Un reportage de France 24
Une vidéo tournée lors d’une manifestation à Victoriaville (170 km à
l’est de Québec) montre un policier pointer une foule avec une arme,
puis un manifestant par terre, l’arrière de la tête en sang. Selon les
organisateurs, ces images sont la preuve que les forces de la sûreté
québécoise (SQ) ont visé les manifestants au visage avec des balles en
plastique. L’auteur de la vidéo témoigne.
Vendredi 5 mai, une manifestation
à l’appel de plusieurs syndicats et d’organisations de la société
civile a rassemblé environ 2 000 personnes à Victoriaville, où se tenait
le conseil national du Parti libéral au pouvoir. Menés par la Coalition opposée à la tarification et à la privatisation des services publics, les participants entendaient dénoncer la politique d’austérité du gouvernement, fragilisé par un climat social très tendu.
Depuis plus de trois mois, le pays vit au rythme d’une fronde étudiante sans précédent
contre une hausse de 75% des droits de scolarité décrétée par le
Premier ministre. Le mouvement contestataire s’est peu à peu étendu aux
syndicats qui dénoncent la politique d’austérité menée par le gouvernement. Selon les observateurs, il s’agirait de la mobilisation la plus importante de l’histoire du Québec.
Comme souvent depuis le début de la contestation, la manifestation
de Victoriaville a rapidement dégénéré en violentes échauffourées, la
police répondant aux jets de pierre des manifestants par des gaz
lacrymogènes. Des deux côtés, de nombreux blessés ont été dénombrés.
Mais cette fois, les organisateurs ont dénoncé
une "escalade de la répression" de la part des forces de police, les
accusant d’avoir mis en danger la vie des manifestants en utilisant,
entre autres, des balles en plastique. Trois d’entre eux ont été
grièvement blessés vendredi, notamment Alexandre Allard, un étudiant de
l’université de Laval victime d’un traumatisme crânien et toujours
hospitalisé. Les organisateurs de la manifestation s'appuyent sur une
vidéo, qui montre le jeune homme blessé, pour demander l’ouverture d’une
enquête.
Pour la première fois depuis vendredi, la sûreté du Québec a laissé entendre
lors d’une conférence de presse jeudi matin que la blessure pourrait
avoir été causée par un projectile utilisé par l’un de ses hommes.
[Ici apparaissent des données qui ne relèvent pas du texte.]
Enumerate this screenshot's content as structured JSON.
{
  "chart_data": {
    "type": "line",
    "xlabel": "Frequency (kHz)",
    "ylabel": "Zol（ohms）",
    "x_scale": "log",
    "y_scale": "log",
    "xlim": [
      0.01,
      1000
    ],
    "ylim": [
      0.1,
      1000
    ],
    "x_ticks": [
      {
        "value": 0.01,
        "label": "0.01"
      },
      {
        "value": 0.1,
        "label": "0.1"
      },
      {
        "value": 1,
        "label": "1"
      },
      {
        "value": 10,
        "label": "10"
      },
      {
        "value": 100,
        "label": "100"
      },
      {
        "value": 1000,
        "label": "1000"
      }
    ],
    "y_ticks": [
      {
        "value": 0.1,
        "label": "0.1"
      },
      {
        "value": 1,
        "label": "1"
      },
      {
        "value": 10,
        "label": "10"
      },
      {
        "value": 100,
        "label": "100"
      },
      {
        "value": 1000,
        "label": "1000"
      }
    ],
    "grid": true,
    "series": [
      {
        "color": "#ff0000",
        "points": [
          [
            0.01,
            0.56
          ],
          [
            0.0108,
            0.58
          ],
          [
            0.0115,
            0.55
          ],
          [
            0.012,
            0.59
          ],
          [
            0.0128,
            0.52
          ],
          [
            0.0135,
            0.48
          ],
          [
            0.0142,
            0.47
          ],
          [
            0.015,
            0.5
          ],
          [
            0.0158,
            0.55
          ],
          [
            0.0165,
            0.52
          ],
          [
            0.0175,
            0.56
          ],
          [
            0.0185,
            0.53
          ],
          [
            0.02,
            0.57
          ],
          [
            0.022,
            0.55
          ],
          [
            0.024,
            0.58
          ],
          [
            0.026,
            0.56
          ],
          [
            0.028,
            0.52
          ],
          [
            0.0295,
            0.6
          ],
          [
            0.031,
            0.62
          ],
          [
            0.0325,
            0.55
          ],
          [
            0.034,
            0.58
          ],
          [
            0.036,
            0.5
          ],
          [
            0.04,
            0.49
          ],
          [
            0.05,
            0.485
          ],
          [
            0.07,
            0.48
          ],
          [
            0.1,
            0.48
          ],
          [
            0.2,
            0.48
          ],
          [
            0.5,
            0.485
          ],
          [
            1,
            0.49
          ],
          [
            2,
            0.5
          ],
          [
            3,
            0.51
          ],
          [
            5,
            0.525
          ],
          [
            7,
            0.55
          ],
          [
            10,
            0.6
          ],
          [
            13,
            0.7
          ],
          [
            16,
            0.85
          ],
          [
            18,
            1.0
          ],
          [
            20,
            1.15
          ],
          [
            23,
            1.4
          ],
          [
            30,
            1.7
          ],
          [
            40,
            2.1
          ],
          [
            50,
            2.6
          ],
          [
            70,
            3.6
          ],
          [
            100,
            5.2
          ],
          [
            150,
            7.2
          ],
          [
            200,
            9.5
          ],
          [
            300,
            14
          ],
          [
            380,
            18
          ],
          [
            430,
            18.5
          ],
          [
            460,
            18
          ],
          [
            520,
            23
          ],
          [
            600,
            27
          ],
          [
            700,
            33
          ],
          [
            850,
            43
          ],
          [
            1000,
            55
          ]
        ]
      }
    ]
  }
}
Jusque là, la SQ s’était toujours défendue
d’être à l’origine des blessures des trois jeunes, dont l’un a perdu
l’usage d’un oeil. Le ministre de la Sécurité publique a toutefois fait
savoir qu’aucune enquête ne serait ouverte tant qu’il n’aurait pas été
établi que la blessure a été causée par un policier.
William
Ray a filmé la vidéo présentée aux autorités mercredi par la Coalition
d’opposition civile pour appuyer sa demande d’ouverture d’une enquête
publique.
J’avais remarqué ce jeune homme avant qu’il ne soit à terre. Il se
tenait debout et regardait la scène sans s’agiter, sans crier et lancer
quoi que ce soit sur les forces de police. Il s’est passé 20 minutes
avant que la SQ fasse venir une ambulance. Et pendant ce temps, elle a
continué à gazer la zone où était allongé le blessé.
La sûreté du Québec venait de repousser 200 manifestants de l’autre
côté d’une rue en les aspergeant de gaz lacrymogènes. Je m’étais posté
devant la ligne des forces antiémeutes et j’ai entendu la décharge d’une
arme. J’ai tourné la tête et j’ai vu ce jeune homme s’effondrer au sol.
Des personnes l’ont transporté plusieurs mètres en arrière. Il avait
des spasmes et une grosse blessure derrière l’oreille gauche. Ses yeux
étaient ouverts, mais il était inconscient.
Ce billet a été rédigé avec la collaboration de Peggy Bruguière, journaliste à FRANCE 24.